[Geoserver-devel] proposal for new data directory structure

Hi all,

As part of recent hacking moving towards 2.0 i have been working on a new data directory for 2.x better suited to our configuration. Here is the proposal. Feedback welcome.

http://geoserver.org/display/GEOS/GSIP+34+-+New+data+directory+structure+for+2.x

-Justin

--
Justin Deoliveira
OpenGeo - http://opengeo.org
Enterprise support for open source geospatial.

Justin Deoliveira ha scritto:

Hi all,

As part of recent hacking moving towards 2.0 i have been working on a new data directory for 2.x better suited to our configuration. Here is the proposal. Feedback welcome.
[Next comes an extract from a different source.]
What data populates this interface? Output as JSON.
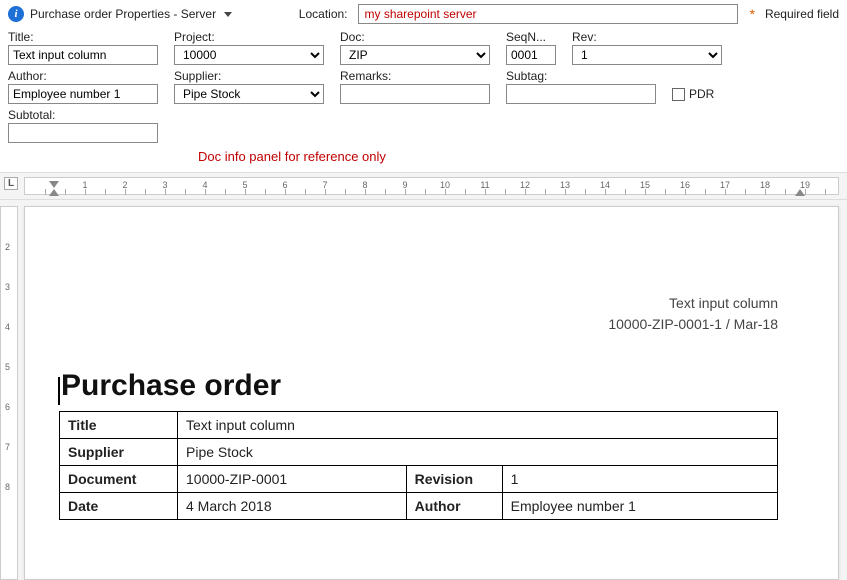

http://geoserver.org/display/GEOS/GSIP+34+-+New+data+directory+structure+for+2.x

Generally speaking looks good. A few details:
- nothing states how the granular saving is occurring (but we know, for
   example, that XStream is used to persist the xml). Citing the
   event subsystem would shed some light on the machinery (also,
   when are the events triggered?)
- the proposal should say how the old configuration get converted
   to new ones (automatically, interactively, in place or in a
   different directory?)
- I guess to get that output some of the objects have been
   "massaged" setting up XStream aliases in order to get
   better looking output?
   The wfs.xml "gml" section looks confusing, I cannot really make
   up what that is...
- in featureType.xml, do we actually need the list of attributes?
   We should be able to make the list up by looking at the native
   schema and the schema.xml files. (eventual mapping information
   will be stored in a layer configuration, and is anyways out
   of scope with the current state of the art right?)
- what about the freemarker templates?

Cheers
Andrea

--
Andrea Aime
OpenGeo - http://opengeo.org
Expert service straight from the developers.

Thanks for the feedback Andrea, a few comments inline.

Andrea Aime wrote:

Justin Deoliveira ha scritto:

Hi all,

As part of recent hacking moving towards 2.0 i have been working on a new data directory for 2.x better suited to our configuration. Here is the proposal. Feedback welcome.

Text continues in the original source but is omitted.